Mechanisms of group B Streptococcus-mediated preterm birth: lessons learnt from animal models

Abstract

Group B Streptococcus (GBS) is an opportunistic pathogenic bacterium which upon colonization in the female reproductive tract can cause preterm births, fetal injury, and demise. Several determinants for GBS pathogenesis have been explored so far through the studies using animal models ranging from mice to non-human primates. The results from these experimental data have identified outer membrane vesicles, β-hemolysin, hyaluronidase, and Cas9 of GBS as major virulence factors leading to preterm births. Most of these factors drive inflammation through activation of NLRP3 and elevated production of IL1-β. However, the absence of one of the factors from the pathogen reduces but does not completely abolish the pathogenesis of GBS suggesting the involvement of more than one factor in causing preterm birth. This makes further exploration of other virulence factors of GBS pathogenesis important in gaining an insight into the mechanistic basis of GBS-mediated preterm births.

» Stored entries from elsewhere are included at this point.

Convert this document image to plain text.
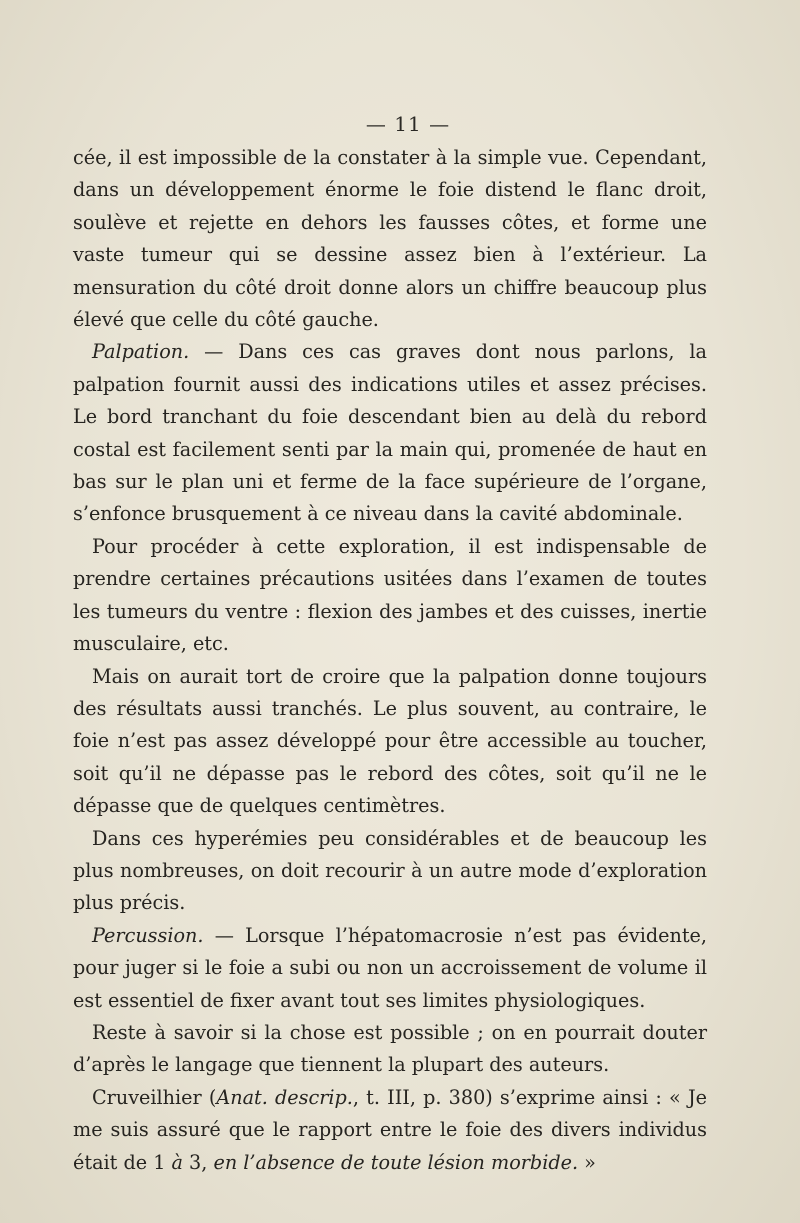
— 11 —

cée, il est impossible de la constater à la simple vue. Cependant, dans un développement énorme le foie distend le flanc droit, soulève et rejette en dehors les fausses côtes, et forme une vaste tumeur qui se dessine assez bien à l’extérieur. La mensuration du côté droit donne alors un chiffre beaucoup plus élevé que celle du côté gauche.

Palpation. — Dans ces cas graves dont nous parlons, la palpation fournit aussi des indications utiles et assez précises. Le bord tranchant du foie descendant bien au delà du rebord costal est facilement senti par la main qui, promenée de haut en bas sur le plan uni et ferme de la face supérieure de l’organe, s’enfonce brusquement à ce niveau dans la cavité abdominale.

Pour procéder à cette exploration, il est indispensable de prendre certaines précautions usitées dans l’examen de toutes les tumeurs du ventre : flexion des jambes et des cuisses, inertie musculaire, etc.

Mais on aurait tort de croire que la palpation donne toujours des résultats aussi tranchés. Le plus souvent, au contraire, le foie n’est pas assez développé pour être accessible au toucher, soit qu’il ne dépasse pas le rebord des côtes, soit qu’il ne le dépasse que de quelques centimètres.

Dans ces hyperémies peu considérables et de beaucoup les plus nombreuses, on doit recourir à un autre mode d’exploration plus précis.

Percussion. — Lorsque l’hépatomacrosie n’est pas évidente, pour juger si le foie a subi ou non un accroissement de volume il est essentiel de fixer avant tout ses limites physiologiques.

Reste à savoir si la chose est possible ; on en pourrait douter d’après le langage que tiennent la plupart des auteurs.

Cruveilhier (Anat. descrip., t. III, p. 380) s’exprime ainsi : « Je me suis assuré que le rapport entre le foie des divers individus était de 1 à 3, en l’absence de toute lésion morbide. »
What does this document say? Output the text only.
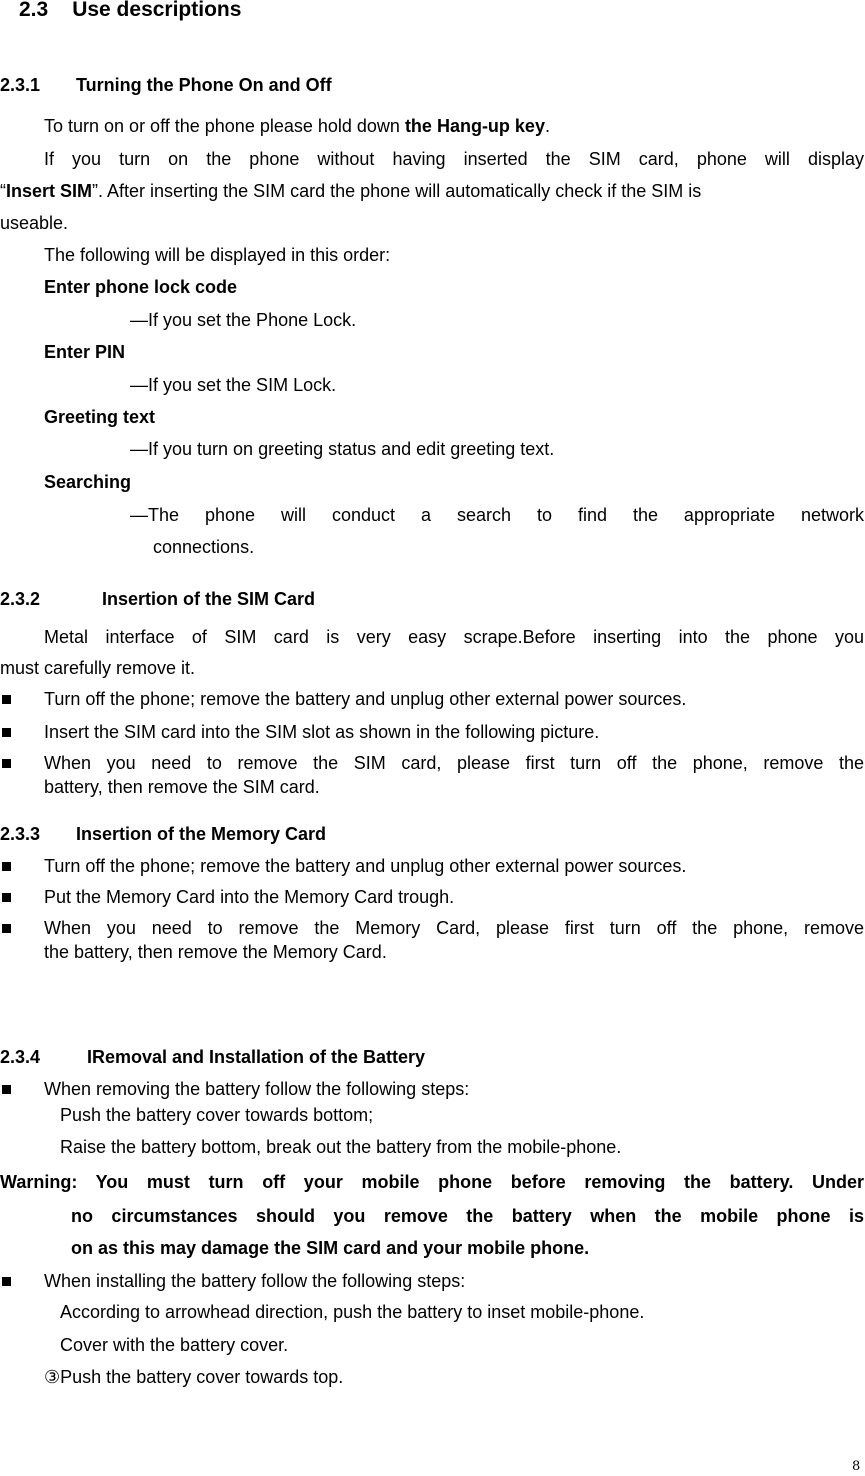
2.3 Use descriptions
2.3.1 Turning the Phone On and Off
To turn on or off the phone please hold down the Hang-up key.
If you turn on the phone without having inserted the SIM card, phone will display
“Insert SIM”. After inserting the SIM card the phone will automatically check if the SIM is
useable.
The following will be displayed in this order:
Enter phone lock code
—If you set the Phone Lock.
Enter PIN
—If you set the SIM Lock.
Greeting text
—If you turn on greeting status and edit greeting text.
Searching
—The phone will conduct a search to find the appropriate network
connections.
2.3.2	Insertion of the SIM Card
Metal interface of SIM card is very easy scrape.Before inserting into the phone you
must carefully remove it.
Turn off the phone; remove the battery and unplug other external power sources.
Insert the SIM card into the SIM slot as shown in the following picture.
When you need to remove the SIM card, please first turn off the phone, remove the
battery, then remove the SIM card.
2.3.3 Insertion of the Memory Card
Turn off the phone; remove the battery and unplug other external power sources.
Put the Memory Card into the Memory Card trough.
When you need to remove the Memory Card, please first turn off the phone, remove
the battery, then remove the Memory Card.
2.3.4	IRemoval and Installation of the Battery
When removing the battery follow the following steps:
Push the battery cover towards bottom;
Raise the battery bottom, break out the battery from the mobile-phone.
Warning: You must turn off your mobile phone before removing the battery. Under
no circumstances should you remove the battery when the mobile phone is
on as this may damage the SIM card and your mobile phone.
When installing the battery follow the following steps:
According to arrowhead direction, push the battery to inset mobile-phone.
Cover with the battery cover.
③Push the battery cover towards top.
8
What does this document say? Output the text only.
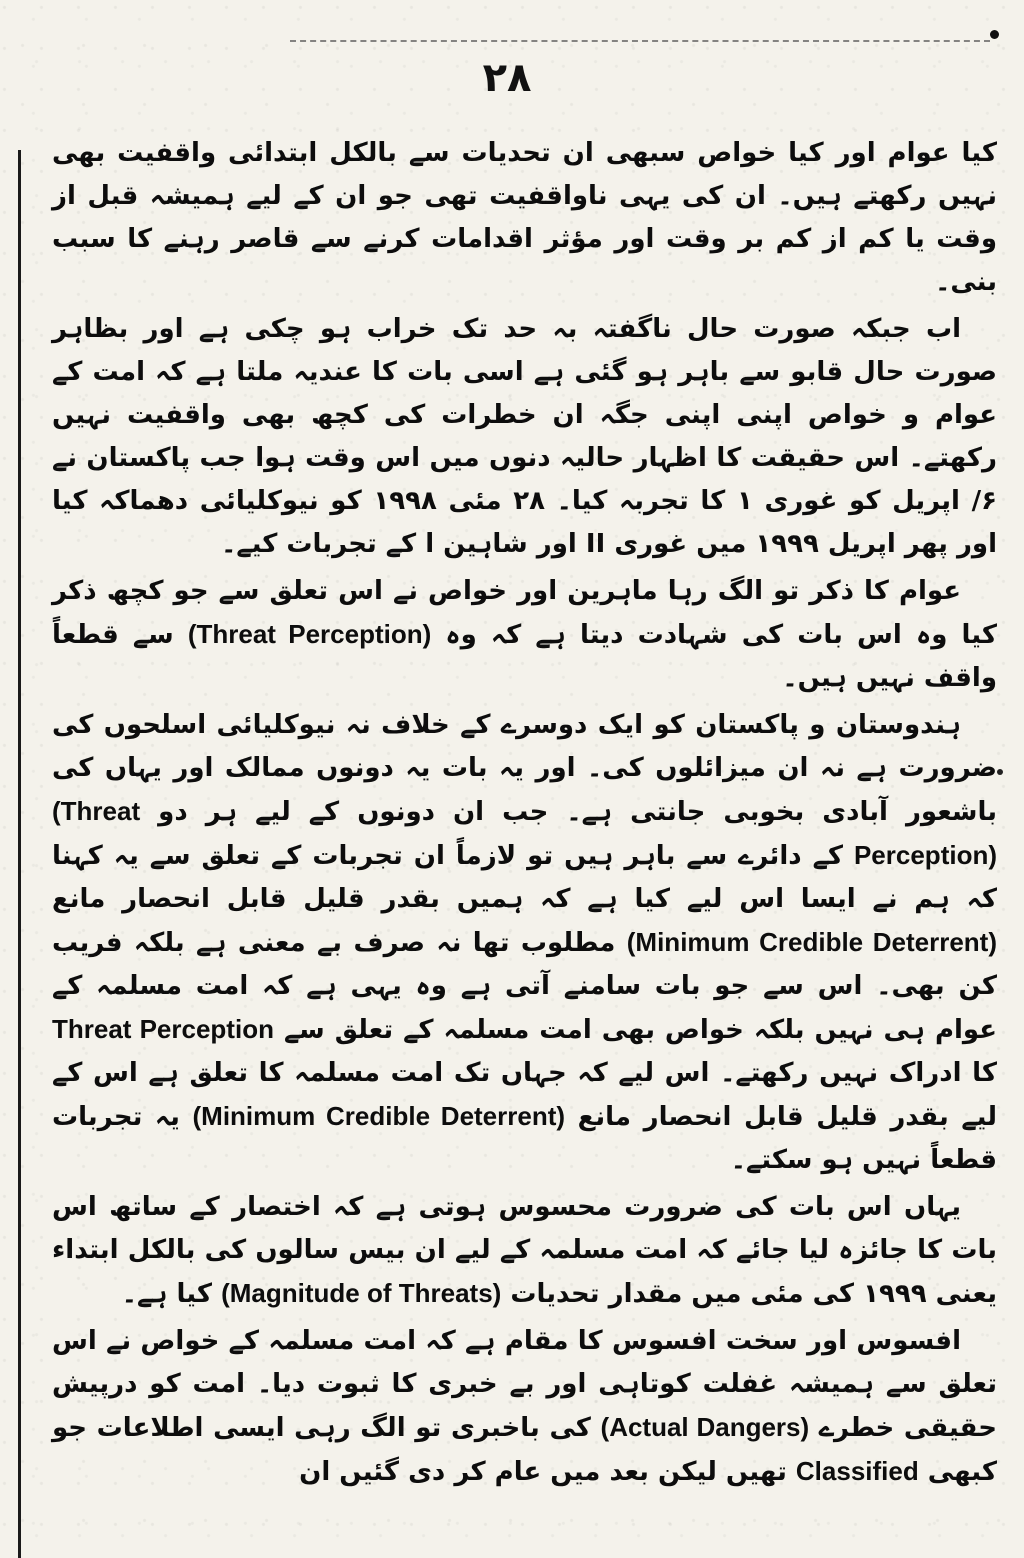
۲۸

کیا عوام اور کیا خواص سبھی ان تحدیات سے بالکل ابتدائی واقفیت بھی نہیں رکھتے ہیں۔ ان کی یہی ناواقفیت تھی جو ان کے لیے ہمیشہ قبل از وقت یا کم از کم بر وقت اور مؤثر اقدامات کرنے سے قاصر رہنے کا سبب بنی۔

اب جبکہ صورت حال ناگفتہ بہ حد تک خراب ہو چکی ہے اور بظاہر صورت حال قابو سے باہر ہو گئی ہے اسی بات کا عندیہ ملتا ہے کہ امت کے عوام و خواص اپنی اپنی جگہ ان خطرات کی کچھ بھی واقفیت نہیں رکھتے۔ اس حقیقت کا اظہار حالیہ دنوں میں اس وقت ہوا جب پاکستان نے ۶/ اپریل کو غوری ۱ کا تجربہ کیا۔ ۲۸ مئی ۱۹۹۸ کو نیوکلیائی دھماکہ کیا اور پھر اپریل ۱۹۹۹ میں غوری II اور شاہین ا کے تجربات کیے۔

عوام کا ذکر تو الگ رہا ماہرین اور خواص نے اس تعلق سے جو کچھ ذکر کیا وہ اس بات کی شہادت دیتا ہے کہ وہ (Threat Perception) سے قطعاً واقف نہیں ہیں۔

ہندوستان و پاکستان کو ایک دوسرے کے خلاف نہ نیوکلیائی اسلحوں کی ضرورت ہے نہ ان میزائلوں کی۔ اور یہ بات یہ دونوں ممالک اور یہاں کی باشعور آبادی بخوبی جانتی ہے۔ جب ان دونوں کے لیے ہر دو (Threat Perception) کے دائرے سے باہر ہیں تو لازماً ان تجربات کے تعلق سے یہ کہنا کہ ہم نے ایسا اس لیے کیا ہے کہ ہمیں بقدر قلیل قابل انحصار مانع (Minimum Credible Deterrent) مطلوب تھا نہ صرف بے معنی ہے بلکہ فریب کن بھی۔ اس سے جو بات سامنے آتی ہے وہ یہی ہے کہ امت مسلمہ کے عوام ہی نہیں بلکہ خواص بھی امت مسلمہ کے تعلق سے Threat Perception کا ادراک نہیں رکھتے۔ اس لیے کہ جہاں تک امت مسلمہ کا تعلق ہے اس کے لیے بقدر قلیل قابل انحصار مانع (Minimum Credible Deterrent) یہ تجربات قطعاً نہیں ہو سکتے۔

یہاں اس بات کی ضرورت محسوس ہوتی ہے کہ اختصار کے ساتھ اس بات کا جائزہ لیا جائے کہ امت مسلمہ کے لیے ان بیس سالوں کی بالکل ابتداء یعنی ۱۹۹۹ کی مئی میں مقدار تحدیات (Magnitude of Threats) کیا ہے۔

افسوس اور سخت افسوس کا مقام ہے کہ امت مسلمہ کے خواص نے اس تعلق سے ہمیشہ غفلت کوتاہی اور بے خبری کا ثبوت دیا۔ امت کو درپیش حقیقی خطرے (Actual Dangers) کی باخبری تو الگ رہی ایسی اطلاعات جو کبھی Classified تھیں لیکن بعد میں عام کر دی گئیں ان
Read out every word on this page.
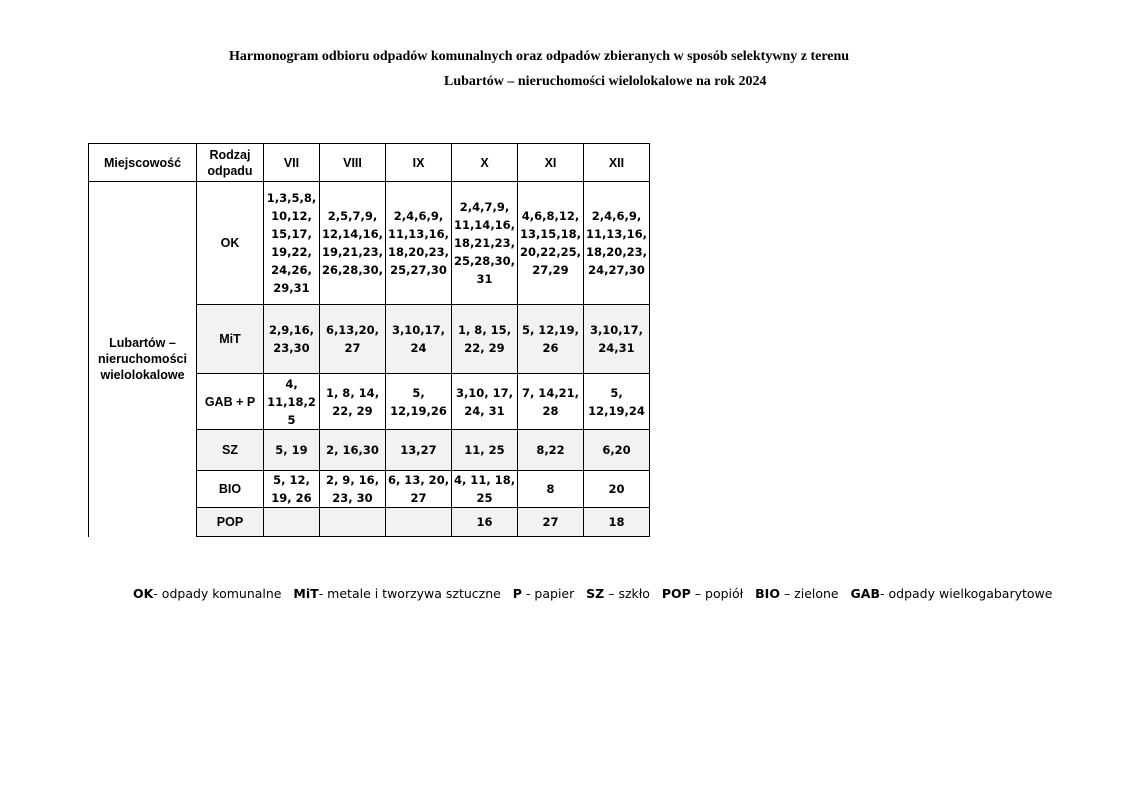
Harmonogram odbioru odpadów komunalnych oraz odpadów zbieranych w sposób selektywny z terenu
Lubartów – nieruchomości wielolokalowe na rok 2024
Miejscowość	Rodzaj odpadu	VII	VIII	IX	X	XI	XII
Lubartów – nieruchomości wielolokalowe	OK	1,3,5,8, 10,12, 15,17, 19,22, 24,26, 29,31	2,5,7,9, 12,14,16, 19,21,23, 26,28,30,	2,4,6,9, 11,13,16, 18,20,23, 25,27,30	2,4,7,9, 11,14,16, 18,21,23, 25,28,30, 31	4,6,8,12, 13,15,18, 20,22,25, 27,29	2,4,6,9, 11,13,16, 18,20,23, 24,27,30
	MiT	2,9,16, 23,30	6,13,20, 27	3,10,17, 24	1, 8, 15, 22, 29	5, 12,19, 26	3,10,17, 24,31
	GAB + P	4, 11,18,2 5	1, 8, 14, 22, 29	5, 12,19,26	3,10, 17, 24, 31	7, 14,21, 28	5, 12,19,24
	SZ	5, 19	2, 16,30	13,27	11, 25	8,22	6,20
	BIO	5, 12, 19, 26	2, 9, 16, 23, 30	6, 13, 20, 27	4, 11, 18, 25	8	20
	POP				16	27	18
OK- odpady komunalne MiT- metale i tworzywa sztuczne P - papier SZ – szkło POP – popiół BIO – zielone GAB- odpady wielkogabarytowe
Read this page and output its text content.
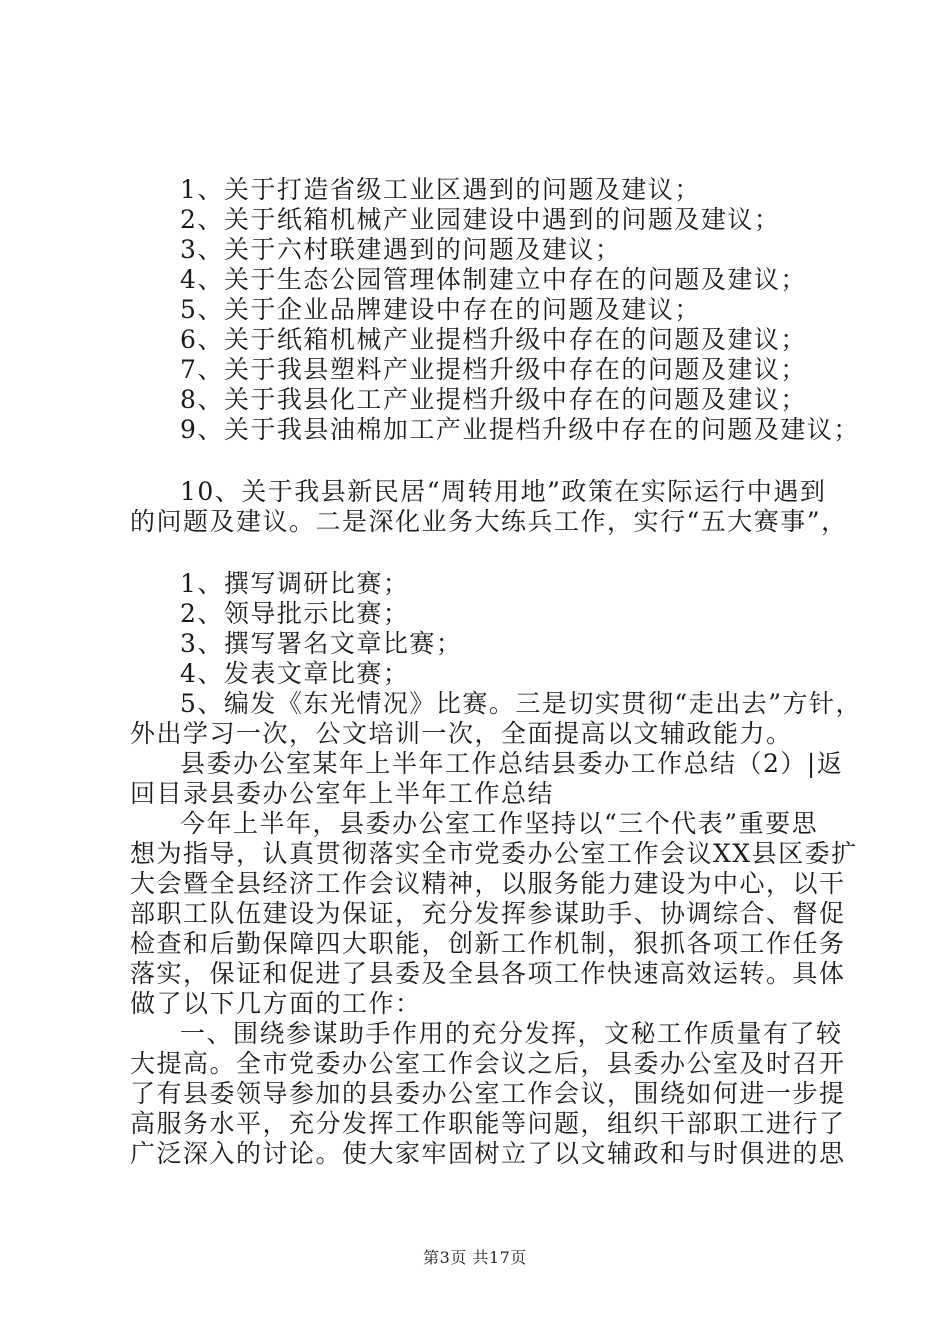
1、关于打造省级工业区遇到的问题及建议；
2、关于纸箱机械产业园建设中遇到的问题及建议；
3、关于六村联建遇到的问题及建议；
4、关于生态公园管理体制建立中存在的问题及建议；
5、关于企业品牌建设中存在的问题及建议；
6、关于纸箱机械产业提档升级中存在的问题及建议；
7、关于我县塑料产业提档升级中存在的问题及建议；
8、关于我县化工产业提档升级中存在的问题及建议；
9、关于我县油棉加工产业提档升级中存在的问题及建议；
10、关于我县新民居“周转用地”政策在实际运行中遇到
的问题及建议。二是深化业务大练兵工作，实行“五大赛事”，
1、撰写调研比赛；
2、领导批示比赛；
3、撰写署名文章比赛；
4、发表文章比赛；
5、编发《东光情况》比赛。三是切实贯彻“走出去”方针，
外出学习一次，公文培训一次，全面提高以文辅政能力。
县委办公室某年上半年工作总结县委办工作总结（2）|返
回目录县委办公室年上半年工作总结
今年上半年，县委办公室工作坚持以“三个代表”重要思
想为指导，认真贯彻落实全市党委办公室工作会议XX县区委扩
大会暨全县经济工作会议精神，以服务能力建设为中心，以干
部职工队伍建设为保证，充分发挥参谋助手、协调综合、督促
检查和后勤保障四大职能，创新工作机制，狠抓各项工作任务
落实，保证和促进了县委及全县各项工作快速高效运转。具体
做了以下几方面的工作：
一、围绕参谋助手作用的充分发挥，文秘工作质量有了较
大提高。全市党委办公室工作会议之后，县委办公室及时召开
了有县委领导参加的县委办公室工作会议，围绕如何进一步提
高服务水平，充分发挥工作职能等问题，组织干部职工进行了
广泛深入的讨论。使大家牢固树立了以文辅政和与时俱进的思
第3页 共17页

Lay summary: Group B Streptococcus (GBS) is a pathogenic bacteria whose infection in the reproductive tract during pregnancy can cause premature delivery. This bacterial infection is one of the major causes of death of mother and baby during pregnancy, and the bacteria is prevalent in all parts of the world. This makes the research on GBS so important and many of the mechanisms behind GBS infection during pregnancy still remain unexplored. In this review, we have outlined how various animal models contributed in finding the mechanism of GBS pathogenesis. The review also focuses on compiling various virulence factors which makes GBS pathogenic in the vulnerable. Understanding the mechanisms of infection by GBS will be crucial in developing drugs and vaccines to protect against the harmful effects of the bacteria.

Keywords: Streptococcus agalactiae; animal model; infection; membrane rupture; pathogenesis; pregnancy.

Figure 1

Mechanism of GBS infection mediated by membrane vesicles. GBS colonies in the vagina release membrane vesicles which move to the upper reproductive tract and can cause extensive collagen degradation and tissue destruction in fetal sacs resulting in fetal injury and preterm delivery.

Figure 2

GBS induces NLRP3 inflammasome-dependent programmed cell death. GBS pigment hemolysin can activate NLRP3 inflammasome and thereby lead to cell death (pyroptosis or injury leading to fetal death).

Figure 3

GBS pigment (hemolysin) and infection mechanisms. The GBS pigment lyse RBC as well as neutrophils and bypass the NETS as well as ROS to reach the amniotic cavity.

Figure 4

GBS hyaluronidase and its role in ascending Infection. Hyaluronidase produced by GBS can cleave the epithelial extracellular matrix component hyaluronic acid. The resulting product can block TLR2 which in turn leads to immunosuppression makes the ascending infection possible. But the non-hyaluronidase mutant GBS was found to be cleared by immune responses as they lack the enzyme.